WYNN & CNG. Resorts and Natural Gas. How Are They Doing Today?

Welcome back gang. Let’s take a look at WYNN tonight. This was viewer request and I’m happy to go ahead and take a look at this. The thing about WYNN is that I have some issues about this particular instrument being at these nose bleed levels.

A couple of things that are on my mind with this one. You’ll notice that early on in the trend, look at my stochastics, they only pulled down into what I refer to as the half spike area initially. Then as we go along we start to cut a little bit deeper into that actual bonafide half spike area. Then we go ahead and actually cut into a full spike. So, it is still humming along there bouncing off the full spike and that’s great but now here we are pretty quickly after that last full spike right back down to full spike area. At this point we’re actually getting below the speed lines as you can see as well (on my charts at 1:09).

I have some concerns with this. I believe their earnings are on the 30th or thereabouts and this really kind of reminds me of a conversation that we had on CMG last night. For all of you that are part of my student family I had a big hour and a half event last night and it was incredible. It was extremely well attended and lots of awesome questions were asked. CMG was actually the featured stock last night and I had extensive warnings about that. You’ll see that it is down about ten dollars today.

About The WYNN

As we look at WYNN here, I have similar concerns. You’ll notice that we’ve just been on quite a run. We went ahead and had a lot of energy at first. In fact, in was so strong that it couldn’t even get down into the full blown half spike level. Then it finally gets to the half spike, then a full spike, and now we’re back to the full spike again, so this trend is getting a little tired. This particular stock has a propensity, if we look over time, when we start getting these nice little runs in here it will easily pull back between 10-20% before pushing on again. Now you notice that in this particular jaunt here (on my charts at 2:19) has actually gone all but parabolic. Again, if we look back in history, usually when this has any sort of run it has a halfway decent pullback of 10-20%. We can go back and see that history more and more in the past here. With that being said, being that it has gone kind of parabolic before earnings it is somewhat priced for perfection. That always makes me nervous. You will always find a lot of people like to buy stocks right before earnings hoping that someone knows something here and now it’s going to gap up and have this win. That does happen occasionally but most of the time it’s very hard for companies to meet and exceed earnings and also provide exceptional forward guidance.

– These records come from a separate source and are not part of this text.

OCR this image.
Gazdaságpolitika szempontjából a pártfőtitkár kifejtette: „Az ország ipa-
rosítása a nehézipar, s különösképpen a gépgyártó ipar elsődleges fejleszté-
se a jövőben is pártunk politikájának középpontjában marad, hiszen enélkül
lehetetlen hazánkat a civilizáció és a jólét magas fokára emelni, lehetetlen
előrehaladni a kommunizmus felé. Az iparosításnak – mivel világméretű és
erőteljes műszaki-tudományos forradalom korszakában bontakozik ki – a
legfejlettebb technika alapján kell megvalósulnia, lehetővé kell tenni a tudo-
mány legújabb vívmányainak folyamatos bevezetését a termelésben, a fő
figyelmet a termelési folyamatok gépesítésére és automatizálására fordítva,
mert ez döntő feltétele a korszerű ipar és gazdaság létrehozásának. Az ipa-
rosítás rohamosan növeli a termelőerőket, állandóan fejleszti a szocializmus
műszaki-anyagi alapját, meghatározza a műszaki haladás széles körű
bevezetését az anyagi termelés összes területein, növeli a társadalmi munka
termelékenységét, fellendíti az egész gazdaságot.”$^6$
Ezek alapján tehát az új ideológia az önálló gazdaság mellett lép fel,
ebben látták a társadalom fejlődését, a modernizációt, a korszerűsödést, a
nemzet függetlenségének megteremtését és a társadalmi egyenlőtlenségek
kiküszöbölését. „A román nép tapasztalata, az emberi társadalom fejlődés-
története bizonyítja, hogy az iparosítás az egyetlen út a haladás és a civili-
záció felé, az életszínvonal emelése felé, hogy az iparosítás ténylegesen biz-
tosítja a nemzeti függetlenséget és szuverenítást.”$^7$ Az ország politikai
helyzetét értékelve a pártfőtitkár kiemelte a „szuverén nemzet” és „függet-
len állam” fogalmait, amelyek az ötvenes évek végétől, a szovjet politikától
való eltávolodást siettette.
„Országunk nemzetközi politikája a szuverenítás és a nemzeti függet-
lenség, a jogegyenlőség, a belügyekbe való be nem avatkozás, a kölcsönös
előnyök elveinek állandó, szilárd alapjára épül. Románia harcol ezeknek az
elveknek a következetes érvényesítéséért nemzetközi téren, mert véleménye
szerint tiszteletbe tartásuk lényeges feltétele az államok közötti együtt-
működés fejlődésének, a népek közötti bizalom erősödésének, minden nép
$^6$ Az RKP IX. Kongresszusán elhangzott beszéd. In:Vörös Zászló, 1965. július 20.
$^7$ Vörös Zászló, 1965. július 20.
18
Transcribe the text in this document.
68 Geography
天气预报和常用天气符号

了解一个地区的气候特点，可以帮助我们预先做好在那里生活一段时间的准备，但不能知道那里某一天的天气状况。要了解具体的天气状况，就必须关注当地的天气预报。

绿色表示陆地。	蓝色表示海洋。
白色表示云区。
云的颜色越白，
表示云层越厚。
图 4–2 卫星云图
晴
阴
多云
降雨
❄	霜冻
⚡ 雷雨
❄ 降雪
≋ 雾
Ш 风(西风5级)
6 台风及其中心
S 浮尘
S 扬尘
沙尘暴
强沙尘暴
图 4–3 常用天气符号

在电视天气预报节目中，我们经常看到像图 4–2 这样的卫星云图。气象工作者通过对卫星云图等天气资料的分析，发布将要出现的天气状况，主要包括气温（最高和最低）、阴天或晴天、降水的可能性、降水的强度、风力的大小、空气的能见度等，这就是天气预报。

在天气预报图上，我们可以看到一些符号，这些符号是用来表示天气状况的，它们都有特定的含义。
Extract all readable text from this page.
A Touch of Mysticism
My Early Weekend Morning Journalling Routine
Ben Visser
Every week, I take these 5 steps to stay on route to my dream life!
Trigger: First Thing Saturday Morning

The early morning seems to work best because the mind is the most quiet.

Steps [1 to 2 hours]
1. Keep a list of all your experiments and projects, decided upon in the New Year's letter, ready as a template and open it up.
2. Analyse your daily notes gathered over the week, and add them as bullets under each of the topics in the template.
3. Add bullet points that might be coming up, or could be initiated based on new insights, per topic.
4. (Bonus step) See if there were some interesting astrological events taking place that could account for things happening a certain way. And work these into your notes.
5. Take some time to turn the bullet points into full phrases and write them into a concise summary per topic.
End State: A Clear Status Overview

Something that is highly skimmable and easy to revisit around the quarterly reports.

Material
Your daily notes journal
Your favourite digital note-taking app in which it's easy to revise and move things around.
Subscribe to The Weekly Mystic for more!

Again, I would remind you back to this article that I’ve posted to you a number of times now. I posted this about six days before LULU went and took its big nosedive. If you look at this particular season the number of negative posts is extremely high and the number of positive warnings is extremely low. The problem is that you’re getting to the point now in this market (which has gone up and up and up parabolic and people are wondering why and how) where there are a lot of analysts out there that are really pumped up and talked up. These analysts have been big proponents for certain types of equities and that. The problem is that they’ve done such a great job with cheerleading that now it’s getting to the point where companies just can’t keep up with those inflated expectations. Now the cookie is starting to crumble.

With all that being said, what that means in English is if you’ve got a stock that is priced for perfection and a company can’t keep up with that, that is where you start getting those nasty gap downs. We’ve seen all too many of them in the last week or two.

So I look at something like this and I can’t get awfully excited about this for just that reason. We’ve had a fairly, almost sustainable, run but now we’ve gone somewhat parabolic. That brings us back to CMG because that was the same kind of thing. We have more of a sustainable angle of attack. A nice 45 degree angle run but then we went parabolic here again. Again, it is a restaurant stock. Who doesn’t like Chipotle? I like it. The reality is that if any sort of bad news comes out for this thing the same situation is going to occur. You are priced at these highs like this and even in the past this thing has had a good run and then taken some pretty good whacks. Here we are this time where we’ve had a good run and a parabolic move as a part of this and so my concern has been that we can see some sell side. Like I said, today we were down approximately $10 with that.

So, be wise. Really think about where you’re at with the position of your favorite stocks because if your stock has had a big run up in advance of earnings now it has to meet and exceed all of these already frothy expectations that people have put forth. As we can see, the cookie’s kind of crumbling here and a lot of companies just can’t keep up with those inflated expectations anymore.

Positive numbers are going down and of course the negative ones are coming out in full force.

You guys have a great night and we will look forward to seeing each and every one of you tomorrow morning in the Live Trading Room or tomorrow night with more great stuff coming up here. We have the big CME event tomorrow that I will see some of you at as well as the event in Scottsdale, Arizona this weekend. I’m looking forward to seeing many of you live in the next couple of days. Take care and have a great night.